Figure 1. Mary Anne Hitt

Appalachian Voices contacted SkyTruth to help them convey the vast extent of mountaintop mining in Appalachia as part of their work. In response, SkyTruth developed the first scientifically credible database on the extent of mountaintop mining in the region. (You can read more about this collaboration and what we found here.) SkyTruth continues to update this database every year, providing scientists and others valuable information that supports research on the ecological and human health effects of mountaintop mining.

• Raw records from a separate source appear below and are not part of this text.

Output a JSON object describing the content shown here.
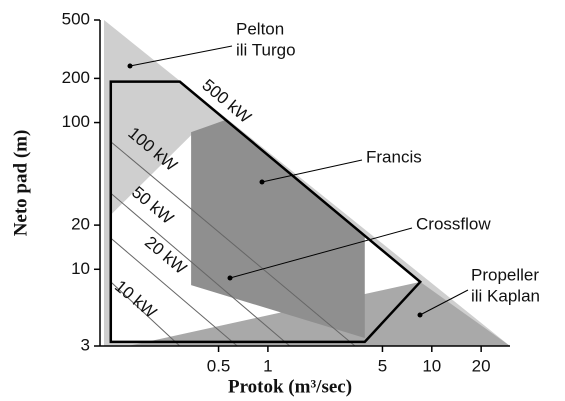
{
  "chart_data": {
    "type": "region",
    "x_label": "Protok (m³/sec)",
    "y_label": "Neto pad (m)",
    "log_x": true,
    "log_y": true,
    "xlim": [
      0.1,
      30
    ],
    "ylim": [
      3,
      500
    ],
    "xticks": [
      0.5,
      1,
      5,
      10,
      20
    ],
    "yticks": [
      3,
      10,
      20,
      100,
      200,
      500
    ],
    "regions": [
      {
        "label": [
          "Pelton",
          "ili Turgo"
        ],
        "color": "#cfcfcf",
        "points": [
          [
            0.1,
            500
          ],
          [
            30,
            3
          ],
          [
            0.1,
            3
          ]
        ]
      },
      {
        "label": [
          "Crossflow"
        ],
        "color": "#ffffff",
        "points": [
          [
            0.11,
            23.5
          ],
          [
            0.34,
            82
          ],
          [
            0.55,
            104
          ],
          [
            8.5,
            8.2
          ],
          [
            3.9,
            3.2
          ],
          [
            0.11,
            3.2
          ]
        ]
      },
      {
        "label": [
          "Propeller",
          "ili Kaplan"
        ],
        "color": "#a9a9a9",
        "points": [
          [
            0.14,
            3
          ],
          [
            8.5,
            8.2
          ],
          [
            30,
            3
          ]
        ]
      },
      {
        "label": [
          "Francis"
        ],
        "color": "#8f8f8f",
        "points": [
          [
            0.34,
            86
          ],
          [
            0.55,
            104
          ],
          [
            3.9,
            16.9
          ],
          [
            3.9,
            3.4
          ],
          [
            0.34,
            7.8
          ]
        ]
      }
    ],
    "outline": [
      [
        0.11,
        190
      ],
      [
        0.29,
        190
      ],
      [
        8.5,
        8.2
      ],
      [
        3.9,
        3.2
      ],
      [
        0.11,
        3.2
      ]
    ],
    "power_lines": [
      {
        "label": "500 kW",
        "points": [
          [
            0.29,
            190
          ],
          [
            8.5,
            8.2
          ]
        ]
      },
      {
        "label": "100 kW",
        "points": [
          [
            0.11,
            74
          ],
          [
            3.4,
            3
          ]
        ]
      },
      {
        "label": "50 kW",
        "points": [
          [
            0.11,
            33
          ],
          [
            1.36,
            3
          ]
        ]
      },
      {
        "label": "20 kW",
        "points": [
          [
            0.11,
            16.3
          ],
          [
            0.65,
            3
          ]
        ]
      },
      {
        "label": "10 kW",
        "points": [
          [
            0.11,
            8.2
          ],
          [
            0.29,
            3
          ]
        ]
      }
    ]
  }
}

SkyTruth’s database helped support the broader advocacy work Appalachian Voices was spearheading to fight coal mining and power plants in the region. Collectively, environmental, legal, and grassroots groups nationwide stopped almost all of the proposed power plants, according to Mary Anne. (Ironically, the one in southwest Virginia actually did get built.) “If these plants had been built it would have been doom for our climate,” Mary Anne says now. “There would have been no room for renewables…Grassroots people working in their communities made it happen. That’s what makes me most proud.”

Mary Anne took her successful experience fighting power plants in Appalachia and brought it to the Sierra Club as Deputy Director of the Beyond Coal Campaign in 2008, later becoming Director. The Sierra Club has built on those early lessons and applied them to shutting down all coal plants in the United States. Today, 312 of 530 plants that existed in 2010 have retired or announced their retirement. And according to Mary Anne, the United States reached a promising benchmark a year ago: last April marked the first time we obtained more energy from renewables than from coal. In fact, in 2019 the US consumed more power from renewable energy than from coal for the first time in 130 years. “Most of our arguments now are economic,” says Mary Anne. “The power from a coal plant is more expensive than renewable energy, so people don’t want it. People will keep demanding renewables.”

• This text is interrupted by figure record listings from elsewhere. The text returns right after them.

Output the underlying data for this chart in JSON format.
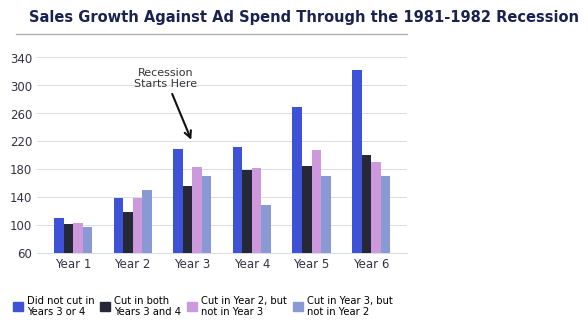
{
  "title": "Sales Growth Against Ad Spend Through the 1981-1982 Recession",
  "categories": [
    "Year 1",
    "Year 2",
    "Year 3",
    "Year 4",
    "Year 5",
    "Year 6"
  ],
  "series": {
    "did_not_cut": [
      110,
      138,
      208,
      212,
      268,
      322
    ],
    "cut_both": [
      101,
      118,
      155,
      178,
      184,
      200
    ],
    "cut_year2_not3": [
      103,
      138,
      183,
      182,
      207,
      190
    ],
    "cut_year3_not2": [
      97,
      150,
      170,
      128,
      170,
      170
    ]
  },
  "colors": {
    "did_not_cut": "#3d52d5",
    "cut_both": "#252836",
    "cut_year2_not3": "#cc99dd",
    "cut_year3_not2": "#8899d4"
  },
  "legend_labels": {
    "did_not_cut": "Did not cut in\nYears 3 or 4",
    "cut_both": "Cut in both\nYears 3 and 4",
    "cut_year2_not3": "Cut in Year 2, but\nnot in Year 3",
    "cut_year3_not2": "Cut in Year 3, but\nnot in Year 2"
  },
  "ylim": [
    60,
    360
  ],
  "yticks": [
    60,
    100,
    140,
    180,
    220,
    260,
    300,
    340
  ],
  "annotation_text": "Recession\nStarts Here",
  "background_color": "#ffffff",
  "title_color": "#1a2350",
  "title_fontsize": 10.5,
  "tick_fontsize": 8.5,
  "bar_width": 0.16,
  "grid_color": "#d8dce8",
  "separator_color": "#aaaaaa"
}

In April of this year, Mary Anne took on an even bigger responsibility at Sierra Club – the National Director of Campaigns, a new position in the organization where she oversees all the organization’s campaign work. It’s a big job, on top of being a mother to her ten-year old daughter. So why did she agree to join the SkyTruth Board? “Ever since my daughter was born,” says Mary Anne, “I had a policy of not being on any boards because I have a demanding job and serving on boards was more time away from her. But I really believe that SkyTruth’s work is foundational for the environmental movement. I think the ability to see for yourself what’s going on, especially in this age of misinformation, where people don’t know what to believe… the ability to show people with their own eyes what’s going on, I think is more important than ever.”

She also knows from her years in advocacy that having access to technical resources and expertise is challenging for nonprofits, especially small ones. “To provide this to groups in a way that’s technically sophisticated, but they can use it, is a real service,” she says. And SkyTruth has had significant impact on key issues, she notes, particularly given its small size. “To the extent that I can help, I want to do that. And I love that they are based in West Virginia and Shepherdstown – it’s a cool part of SkyTruth’s story.”

But a professional life of activism involves a lot of conflict, Mary Anne acknowledges. To balance it out, she and her husband Than Hitt, a stream ecologist, sing and play guitar at local fundraisers and other community events. Than is a 10th generation West Virginian and they live in Shepherdstown, where SkyTruth is based. The local singing is all for fun she says.

“It’s a way to connect with people you wouldn’t otherwise… And having a creative outlet helps keep me whole.” With activism, “you’re living in your head a lot. Music is in your heart. We all need that.”